Human Bcl-2 and Bcl-xL rescue the cell death phenotype of Δfis1 mutant yeast. (A,B) Viability of Δfis1 and wild-type yeast (RJ1365) expressing the indicated N-terminal HA-tagged or untagged human (h) or yeast (y) proteins from GAL1 expression vectors was determined by trypan blue staining 6 h after treatment with 100 mM acetic acid. Data are presented as ±se for seven independent experiments; P < 0.001. (C) Immunoblot analyses of the yeast strains shown in panels A and B using anti-Fis1 rabbit sera or anti-HA antibody. (D) Yeast strains constitutively expressing the indicated proteins via a CEN plasmid were analyzed for survival following heat shock treatment as described in Figure 3E, except that samples were plated on minimal medium for selection, resulting in smaller viability differences between strains.

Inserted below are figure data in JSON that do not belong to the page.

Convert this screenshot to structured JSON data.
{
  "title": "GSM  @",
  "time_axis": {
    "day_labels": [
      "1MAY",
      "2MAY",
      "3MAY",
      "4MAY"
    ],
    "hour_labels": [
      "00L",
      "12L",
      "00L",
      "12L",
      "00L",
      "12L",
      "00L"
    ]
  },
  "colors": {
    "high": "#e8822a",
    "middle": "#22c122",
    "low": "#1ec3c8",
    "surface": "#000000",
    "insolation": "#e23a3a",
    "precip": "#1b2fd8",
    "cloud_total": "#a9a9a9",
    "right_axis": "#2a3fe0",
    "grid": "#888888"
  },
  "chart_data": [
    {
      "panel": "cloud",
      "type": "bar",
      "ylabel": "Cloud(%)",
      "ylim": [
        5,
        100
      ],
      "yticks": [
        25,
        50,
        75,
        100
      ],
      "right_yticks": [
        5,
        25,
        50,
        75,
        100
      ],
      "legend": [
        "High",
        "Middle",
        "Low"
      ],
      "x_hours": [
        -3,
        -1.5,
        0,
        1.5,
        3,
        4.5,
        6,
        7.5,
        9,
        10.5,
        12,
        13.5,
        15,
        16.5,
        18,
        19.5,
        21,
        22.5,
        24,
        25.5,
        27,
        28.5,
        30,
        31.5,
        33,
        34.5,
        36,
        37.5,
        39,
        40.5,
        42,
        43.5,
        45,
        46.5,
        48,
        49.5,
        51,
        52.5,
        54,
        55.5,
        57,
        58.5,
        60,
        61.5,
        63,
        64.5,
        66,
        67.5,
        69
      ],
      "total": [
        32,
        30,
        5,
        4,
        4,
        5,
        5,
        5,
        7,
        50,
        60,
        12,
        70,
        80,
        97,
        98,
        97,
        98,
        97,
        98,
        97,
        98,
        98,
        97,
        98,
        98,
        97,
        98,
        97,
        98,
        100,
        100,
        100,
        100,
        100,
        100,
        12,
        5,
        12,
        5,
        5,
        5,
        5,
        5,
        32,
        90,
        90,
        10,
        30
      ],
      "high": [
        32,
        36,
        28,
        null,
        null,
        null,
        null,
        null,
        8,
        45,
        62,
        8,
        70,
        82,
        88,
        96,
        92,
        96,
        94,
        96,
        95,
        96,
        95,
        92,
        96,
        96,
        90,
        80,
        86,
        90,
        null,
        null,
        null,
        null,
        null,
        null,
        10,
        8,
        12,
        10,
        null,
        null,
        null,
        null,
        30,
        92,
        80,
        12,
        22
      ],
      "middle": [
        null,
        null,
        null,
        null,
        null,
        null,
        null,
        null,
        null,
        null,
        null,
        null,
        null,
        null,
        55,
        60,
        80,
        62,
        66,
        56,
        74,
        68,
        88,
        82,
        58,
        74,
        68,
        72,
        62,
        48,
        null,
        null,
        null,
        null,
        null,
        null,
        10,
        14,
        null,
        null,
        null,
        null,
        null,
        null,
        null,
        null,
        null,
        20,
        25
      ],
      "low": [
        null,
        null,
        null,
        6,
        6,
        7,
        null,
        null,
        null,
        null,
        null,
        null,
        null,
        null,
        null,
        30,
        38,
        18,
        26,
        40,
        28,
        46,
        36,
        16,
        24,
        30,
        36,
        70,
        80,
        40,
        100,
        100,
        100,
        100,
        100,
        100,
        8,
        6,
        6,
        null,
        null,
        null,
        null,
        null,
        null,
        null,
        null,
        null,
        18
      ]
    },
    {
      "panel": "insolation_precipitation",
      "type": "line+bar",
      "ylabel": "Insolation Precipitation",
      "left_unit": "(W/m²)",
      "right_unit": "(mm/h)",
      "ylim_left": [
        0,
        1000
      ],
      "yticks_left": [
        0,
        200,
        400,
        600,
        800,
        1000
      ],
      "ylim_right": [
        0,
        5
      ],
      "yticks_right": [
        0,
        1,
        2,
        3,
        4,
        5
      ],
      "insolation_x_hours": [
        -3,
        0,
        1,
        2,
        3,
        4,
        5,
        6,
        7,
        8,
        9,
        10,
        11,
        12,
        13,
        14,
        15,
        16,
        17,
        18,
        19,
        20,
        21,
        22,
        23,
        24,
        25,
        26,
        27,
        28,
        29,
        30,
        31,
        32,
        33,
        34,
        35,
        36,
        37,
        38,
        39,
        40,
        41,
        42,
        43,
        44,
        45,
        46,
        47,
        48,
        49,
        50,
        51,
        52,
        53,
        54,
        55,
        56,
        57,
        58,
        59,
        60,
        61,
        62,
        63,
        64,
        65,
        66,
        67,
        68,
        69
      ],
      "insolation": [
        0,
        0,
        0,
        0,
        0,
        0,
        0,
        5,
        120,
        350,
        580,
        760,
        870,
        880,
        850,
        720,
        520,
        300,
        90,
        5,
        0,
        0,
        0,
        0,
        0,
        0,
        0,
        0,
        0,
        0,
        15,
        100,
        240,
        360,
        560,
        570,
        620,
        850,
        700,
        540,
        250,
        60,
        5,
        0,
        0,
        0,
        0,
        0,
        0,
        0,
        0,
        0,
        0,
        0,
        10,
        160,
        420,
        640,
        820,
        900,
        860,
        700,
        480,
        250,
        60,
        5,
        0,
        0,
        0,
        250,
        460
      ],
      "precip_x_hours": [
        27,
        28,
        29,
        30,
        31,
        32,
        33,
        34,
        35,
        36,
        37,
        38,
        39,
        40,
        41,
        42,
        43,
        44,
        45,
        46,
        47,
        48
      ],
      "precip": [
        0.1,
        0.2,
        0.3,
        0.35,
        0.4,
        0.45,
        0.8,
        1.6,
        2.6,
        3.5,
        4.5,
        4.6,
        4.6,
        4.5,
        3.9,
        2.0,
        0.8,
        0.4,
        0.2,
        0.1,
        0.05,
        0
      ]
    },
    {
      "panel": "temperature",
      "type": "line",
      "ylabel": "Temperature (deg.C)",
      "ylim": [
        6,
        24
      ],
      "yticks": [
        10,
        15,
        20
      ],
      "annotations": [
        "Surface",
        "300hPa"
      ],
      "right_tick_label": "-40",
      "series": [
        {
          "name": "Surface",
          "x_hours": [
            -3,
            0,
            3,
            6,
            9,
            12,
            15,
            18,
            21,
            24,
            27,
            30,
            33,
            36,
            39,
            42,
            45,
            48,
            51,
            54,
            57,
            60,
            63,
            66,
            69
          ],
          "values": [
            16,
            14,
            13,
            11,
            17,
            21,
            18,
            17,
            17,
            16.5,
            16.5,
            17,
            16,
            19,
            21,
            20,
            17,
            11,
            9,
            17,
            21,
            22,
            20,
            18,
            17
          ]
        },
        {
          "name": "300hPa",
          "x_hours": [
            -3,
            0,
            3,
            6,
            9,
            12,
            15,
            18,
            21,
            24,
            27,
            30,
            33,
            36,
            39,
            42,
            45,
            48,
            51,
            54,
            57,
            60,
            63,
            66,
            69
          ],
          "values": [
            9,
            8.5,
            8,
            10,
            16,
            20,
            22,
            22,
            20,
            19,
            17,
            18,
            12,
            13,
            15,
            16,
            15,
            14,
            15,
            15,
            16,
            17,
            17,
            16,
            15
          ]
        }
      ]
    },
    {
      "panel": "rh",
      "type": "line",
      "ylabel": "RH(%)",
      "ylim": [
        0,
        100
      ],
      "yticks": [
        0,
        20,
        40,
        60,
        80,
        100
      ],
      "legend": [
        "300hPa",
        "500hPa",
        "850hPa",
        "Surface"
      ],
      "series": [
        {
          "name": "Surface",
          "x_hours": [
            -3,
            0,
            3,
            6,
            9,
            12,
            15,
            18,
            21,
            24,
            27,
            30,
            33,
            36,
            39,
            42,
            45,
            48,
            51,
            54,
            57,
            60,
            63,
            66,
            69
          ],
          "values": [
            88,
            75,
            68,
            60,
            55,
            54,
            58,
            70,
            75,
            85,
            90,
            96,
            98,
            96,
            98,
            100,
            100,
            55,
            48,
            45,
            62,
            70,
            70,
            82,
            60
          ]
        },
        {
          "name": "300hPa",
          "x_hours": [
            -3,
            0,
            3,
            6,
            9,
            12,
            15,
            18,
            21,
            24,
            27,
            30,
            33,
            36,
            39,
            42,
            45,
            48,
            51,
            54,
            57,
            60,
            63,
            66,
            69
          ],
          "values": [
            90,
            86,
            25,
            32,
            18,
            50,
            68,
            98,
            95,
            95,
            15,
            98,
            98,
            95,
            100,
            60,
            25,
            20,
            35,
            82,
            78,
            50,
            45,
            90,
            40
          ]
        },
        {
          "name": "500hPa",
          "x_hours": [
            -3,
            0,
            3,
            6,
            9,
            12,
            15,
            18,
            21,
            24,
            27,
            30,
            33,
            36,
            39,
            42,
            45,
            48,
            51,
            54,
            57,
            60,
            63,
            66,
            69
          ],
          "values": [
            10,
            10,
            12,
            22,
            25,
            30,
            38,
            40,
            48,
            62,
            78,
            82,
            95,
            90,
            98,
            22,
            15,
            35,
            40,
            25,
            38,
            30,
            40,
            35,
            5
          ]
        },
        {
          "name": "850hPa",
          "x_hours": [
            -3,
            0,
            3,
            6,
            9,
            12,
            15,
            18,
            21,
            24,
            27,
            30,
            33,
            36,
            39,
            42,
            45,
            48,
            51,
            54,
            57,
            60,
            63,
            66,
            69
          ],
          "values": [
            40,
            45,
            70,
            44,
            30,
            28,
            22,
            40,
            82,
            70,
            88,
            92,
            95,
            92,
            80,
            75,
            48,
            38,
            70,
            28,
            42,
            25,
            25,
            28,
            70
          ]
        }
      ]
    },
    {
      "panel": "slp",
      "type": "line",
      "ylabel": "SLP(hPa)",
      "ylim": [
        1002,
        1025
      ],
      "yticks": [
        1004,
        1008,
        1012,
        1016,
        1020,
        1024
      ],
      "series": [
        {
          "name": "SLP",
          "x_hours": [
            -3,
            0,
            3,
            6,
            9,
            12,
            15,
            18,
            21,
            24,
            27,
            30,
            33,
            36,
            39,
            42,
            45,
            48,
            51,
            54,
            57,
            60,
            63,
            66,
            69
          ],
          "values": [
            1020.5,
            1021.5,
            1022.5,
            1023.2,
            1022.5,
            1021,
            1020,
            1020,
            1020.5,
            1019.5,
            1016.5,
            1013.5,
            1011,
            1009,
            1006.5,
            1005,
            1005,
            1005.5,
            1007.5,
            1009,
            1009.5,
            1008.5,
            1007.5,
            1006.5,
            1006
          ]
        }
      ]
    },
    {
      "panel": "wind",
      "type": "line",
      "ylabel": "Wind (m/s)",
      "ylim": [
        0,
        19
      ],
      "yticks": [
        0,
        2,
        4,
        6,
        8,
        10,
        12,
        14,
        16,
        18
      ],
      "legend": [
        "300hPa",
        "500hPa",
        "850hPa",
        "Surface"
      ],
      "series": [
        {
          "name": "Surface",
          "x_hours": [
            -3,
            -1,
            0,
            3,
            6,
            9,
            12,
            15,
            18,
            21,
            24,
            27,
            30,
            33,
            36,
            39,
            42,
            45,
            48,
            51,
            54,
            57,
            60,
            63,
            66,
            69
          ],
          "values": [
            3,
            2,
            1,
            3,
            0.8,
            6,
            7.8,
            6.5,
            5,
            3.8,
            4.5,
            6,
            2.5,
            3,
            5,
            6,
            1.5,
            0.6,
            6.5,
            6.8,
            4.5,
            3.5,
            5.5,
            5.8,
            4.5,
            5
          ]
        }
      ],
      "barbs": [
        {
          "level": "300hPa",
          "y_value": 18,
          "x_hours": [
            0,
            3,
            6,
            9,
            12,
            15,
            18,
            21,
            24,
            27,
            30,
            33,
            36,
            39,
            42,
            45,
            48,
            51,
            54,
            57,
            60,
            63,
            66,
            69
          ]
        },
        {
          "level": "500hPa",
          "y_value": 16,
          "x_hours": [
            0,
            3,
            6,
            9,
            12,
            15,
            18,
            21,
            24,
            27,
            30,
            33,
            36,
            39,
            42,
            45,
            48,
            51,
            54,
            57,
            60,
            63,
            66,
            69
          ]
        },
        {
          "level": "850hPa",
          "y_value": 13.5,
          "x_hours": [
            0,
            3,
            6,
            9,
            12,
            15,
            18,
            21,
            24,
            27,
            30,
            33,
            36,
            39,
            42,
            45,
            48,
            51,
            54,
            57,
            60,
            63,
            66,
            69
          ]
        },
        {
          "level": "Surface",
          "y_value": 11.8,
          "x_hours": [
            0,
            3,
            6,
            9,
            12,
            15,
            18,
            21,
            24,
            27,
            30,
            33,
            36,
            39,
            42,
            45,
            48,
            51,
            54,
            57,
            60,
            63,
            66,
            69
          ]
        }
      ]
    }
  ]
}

A representative of three to five experiments is shown. All samples shown were from the same experiment, but the lanes were rearranged for presentation. (E) Percent of yeast cells transformed with the indicated plasmids with the indicated mitochondria morphology and protein expression was induced with galactose. Data presented are for three to five independent experiments; P < 0.01 for Bcl-xL, and P = 0.03 for Bcl-2 compared with wild type. (F) Yeast stably expressing GFP-Bcl-xL via a CEN plasmid were stained with MitoTracker and examined by fluorescence microscopy.